As regards my reconstruction of the order of the text there has been less unanimity. But an examination of the objections that a small minority of my reviewers have advanced to my reconstruction and a renewed study on my own part of the subject as a whole during the last eighteen months have further confirmed me in the conclusion that most if not all of my reconstructions of the order of the text are wholly unaffected by their criticisms. To put the matter as courteously as possible, most of their objections have been due to a very incomplete knowledge alike of the manifold problems of the Apocalypse and of Apocalyptic.

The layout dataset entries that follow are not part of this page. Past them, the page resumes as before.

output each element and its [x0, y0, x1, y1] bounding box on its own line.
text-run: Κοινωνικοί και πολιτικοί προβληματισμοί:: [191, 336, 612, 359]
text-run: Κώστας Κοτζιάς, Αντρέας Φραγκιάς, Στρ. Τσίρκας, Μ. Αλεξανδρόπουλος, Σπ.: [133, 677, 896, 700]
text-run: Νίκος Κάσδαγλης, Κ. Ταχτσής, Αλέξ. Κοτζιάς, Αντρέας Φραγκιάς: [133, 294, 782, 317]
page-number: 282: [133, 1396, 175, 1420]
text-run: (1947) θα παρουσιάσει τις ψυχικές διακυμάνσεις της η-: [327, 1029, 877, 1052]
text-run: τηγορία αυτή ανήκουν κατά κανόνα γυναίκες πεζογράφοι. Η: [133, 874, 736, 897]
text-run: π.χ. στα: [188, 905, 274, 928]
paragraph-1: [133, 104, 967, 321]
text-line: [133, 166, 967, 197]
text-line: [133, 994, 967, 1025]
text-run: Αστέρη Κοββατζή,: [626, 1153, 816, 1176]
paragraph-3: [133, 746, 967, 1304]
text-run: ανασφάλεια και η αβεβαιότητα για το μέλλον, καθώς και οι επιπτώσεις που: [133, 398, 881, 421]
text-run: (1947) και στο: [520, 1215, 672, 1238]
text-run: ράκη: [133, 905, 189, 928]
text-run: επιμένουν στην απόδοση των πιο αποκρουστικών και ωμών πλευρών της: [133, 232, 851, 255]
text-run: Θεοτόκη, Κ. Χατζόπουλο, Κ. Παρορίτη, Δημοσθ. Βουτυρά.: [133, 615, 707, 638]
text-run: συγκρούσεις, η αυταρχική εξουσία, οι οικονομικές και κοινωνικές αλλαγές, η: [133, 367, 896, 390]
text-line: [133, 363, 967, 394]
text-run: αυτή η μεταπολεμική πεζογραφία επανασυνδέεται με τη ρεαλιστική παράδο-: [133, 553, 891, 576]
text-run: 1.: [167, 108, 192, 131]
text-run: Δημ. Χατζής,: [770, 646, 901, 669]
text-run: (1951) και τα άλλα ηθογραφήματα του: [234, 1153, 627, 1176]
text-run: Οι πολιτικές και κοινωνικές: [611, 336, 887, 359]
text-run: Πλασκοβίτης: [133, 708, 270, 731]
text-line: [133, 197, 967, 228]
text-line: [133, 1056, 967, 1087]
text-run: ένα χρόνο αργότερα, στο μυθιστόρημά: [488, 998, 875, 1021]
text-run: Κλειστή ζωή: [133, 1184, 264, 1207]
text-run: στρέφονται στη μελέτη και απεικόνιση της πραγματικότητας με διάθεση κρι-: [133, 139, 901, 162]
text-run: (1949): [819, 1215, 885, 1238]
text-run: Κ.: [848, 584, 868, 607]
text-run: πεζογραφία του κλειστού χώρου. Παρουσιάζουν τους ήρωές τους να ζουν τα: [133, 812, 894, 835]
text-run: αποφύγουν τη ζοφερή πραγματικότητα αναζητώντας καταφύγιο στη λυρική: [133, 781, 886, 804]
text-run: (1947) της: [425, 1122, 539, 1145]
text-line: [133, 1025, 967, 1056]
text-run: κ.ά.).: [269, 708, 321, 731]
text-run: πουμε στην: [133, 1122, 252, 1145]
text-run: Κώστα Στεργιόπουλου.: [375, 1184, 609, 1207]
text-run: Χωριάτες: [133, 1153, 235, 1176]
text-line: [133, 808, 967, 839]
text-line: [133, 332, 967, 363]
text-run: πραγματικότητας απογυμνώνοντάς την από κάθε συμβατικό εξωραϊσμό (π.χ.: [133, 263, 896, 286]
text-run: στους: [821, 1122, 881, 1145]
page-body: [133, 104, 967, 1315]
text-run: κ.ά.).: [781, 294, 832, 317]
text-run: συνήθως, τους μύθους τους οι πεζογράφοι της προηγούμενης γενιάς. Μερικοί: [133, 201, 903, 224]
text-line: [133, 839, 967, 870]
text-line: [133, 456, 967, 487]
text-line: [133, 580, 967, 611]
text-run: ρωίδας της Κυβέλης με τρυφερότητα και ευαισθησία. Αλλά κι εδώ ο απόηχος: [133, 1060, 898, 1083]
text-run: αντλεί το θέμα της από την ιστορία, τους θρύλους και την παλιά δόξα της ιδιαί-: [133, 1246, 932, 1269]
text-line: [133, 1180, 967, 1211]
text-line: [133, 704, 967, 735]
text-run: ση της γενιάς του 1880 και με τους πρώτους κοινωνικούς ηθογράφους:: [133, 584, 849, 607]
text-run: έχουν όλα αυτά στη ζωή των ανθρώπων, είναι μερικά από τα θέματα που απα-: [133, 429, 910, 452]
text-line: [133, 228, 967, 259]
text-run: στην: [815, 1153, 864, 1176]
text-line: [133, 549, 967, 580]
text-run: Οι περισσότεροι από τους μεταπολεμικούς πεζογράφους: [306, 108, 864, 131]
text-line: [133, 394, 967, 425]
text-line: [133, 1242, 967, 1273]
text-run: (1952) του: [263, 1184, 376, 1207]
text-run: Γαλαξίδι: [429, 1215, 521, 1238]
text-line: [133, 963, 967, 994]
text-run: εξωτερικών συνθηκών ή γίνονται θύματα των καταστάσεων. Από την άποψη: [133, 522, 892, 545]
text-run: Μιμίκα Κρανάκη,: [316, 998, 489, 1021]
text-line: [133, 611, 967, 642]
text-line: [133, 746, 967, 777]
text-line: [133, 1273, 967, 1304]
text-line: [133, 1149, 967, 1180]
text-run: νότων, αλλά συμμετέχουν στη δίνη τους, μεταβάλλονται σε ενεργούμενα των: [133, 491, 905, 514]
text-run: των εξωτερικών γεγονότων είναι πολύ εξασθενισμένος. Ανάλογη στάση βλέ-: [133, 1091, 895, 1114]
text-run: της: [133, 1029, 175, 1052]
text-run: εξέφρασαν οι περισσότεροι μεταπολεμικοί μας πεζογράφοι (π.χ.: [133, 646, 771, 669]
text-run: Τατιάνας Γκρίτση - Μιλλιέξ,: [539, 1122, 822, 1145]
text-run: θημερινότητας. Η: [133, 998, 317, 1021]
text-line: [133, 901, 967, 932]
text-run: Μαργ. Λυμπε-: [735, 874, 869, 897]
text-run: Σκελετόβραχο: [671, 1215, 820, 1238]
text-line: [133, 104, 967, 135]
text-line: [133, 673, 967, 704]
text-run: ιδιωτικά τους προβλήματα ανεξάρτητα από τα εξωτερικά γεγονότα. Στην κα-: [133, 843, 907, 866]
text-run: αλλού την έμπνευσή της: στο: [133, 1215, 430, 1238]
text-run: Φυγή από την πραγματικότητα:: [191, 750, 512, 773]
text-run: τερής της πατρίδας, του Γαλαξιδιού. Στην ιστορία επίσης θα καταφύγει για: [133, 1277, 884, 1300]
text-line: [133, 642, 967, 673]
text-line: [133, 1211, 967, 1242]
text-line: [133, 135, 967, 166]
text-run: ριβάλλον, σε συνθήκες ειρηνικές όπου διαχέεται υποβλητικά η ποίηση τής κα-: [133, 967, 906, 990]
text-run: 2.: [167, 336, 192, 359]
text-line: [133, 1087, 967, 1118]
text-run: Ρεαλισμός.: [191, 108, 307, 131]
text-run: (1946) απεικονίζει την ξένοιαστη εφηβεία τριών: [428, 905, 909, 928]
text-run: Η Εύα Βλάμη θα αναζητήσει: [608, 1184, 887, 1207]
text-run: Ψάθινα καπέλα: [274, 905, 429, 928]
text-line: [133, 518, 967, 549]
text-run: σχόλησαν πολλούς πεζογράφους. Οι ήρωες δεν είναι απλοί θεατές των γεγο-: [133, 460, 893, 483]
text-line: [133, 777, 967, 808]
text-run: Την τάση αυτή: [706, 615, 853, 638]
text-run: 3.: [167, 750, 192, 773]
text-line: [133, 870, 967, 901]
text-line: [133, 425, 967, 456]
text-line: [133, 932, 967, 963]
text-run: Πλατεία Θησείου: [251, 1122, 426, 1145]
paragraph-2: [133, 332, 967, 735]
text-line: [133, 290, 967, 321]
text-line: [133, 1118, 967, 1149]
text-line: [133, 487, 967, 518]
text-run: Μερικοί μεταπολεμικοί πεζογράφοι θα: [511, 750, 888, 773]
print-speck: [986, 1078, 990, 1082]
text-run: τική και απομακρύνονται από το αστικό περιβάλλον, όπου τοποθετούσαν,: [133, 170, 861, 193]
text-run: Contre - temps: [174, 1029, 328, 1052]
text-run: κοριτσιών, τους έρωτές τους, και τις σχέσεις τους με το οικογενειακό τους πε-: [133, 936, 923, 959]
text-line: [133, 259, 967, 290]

But there is some excuse to be made on behalf of these critics. Their difficulties were aggravated by the fact that they had to criticize a very difficult work of nearly 1100 pages. It is not strange, therefore, that many of the arguments adduced by me in support of a new departure in textual or literary criticism, in interpretation, or the reconstruction of the order of the text, escaped their notice, seeing that the various converging lines of argument bearing on individual passages have not always been summarized, nor made accessible even in the index. Hence in some important questions this task has been left to the reader to do for himself. Now in the present Lectures, which can of course deal only with the main arguments and must perforce refer the reader for the details to my Commentary, I have summarized my new conclusions on the main problems of the Apocalypse, and in some cases the converging lines of evidence on which they are based. The serious student will observe that these conclusions are for the most part logically linked together, and that their evidence is cumulative.
I have mentioned only one of my critics by name, namely Dr. Burney, since his criticism, which accepts my theories of the Hebraistic character of the text, has helped me to correct an error in my translation of the text, though it is an error of which he is, strange to say, twice guilty in his own review. With this criticism I have dealt on pp. 32–4.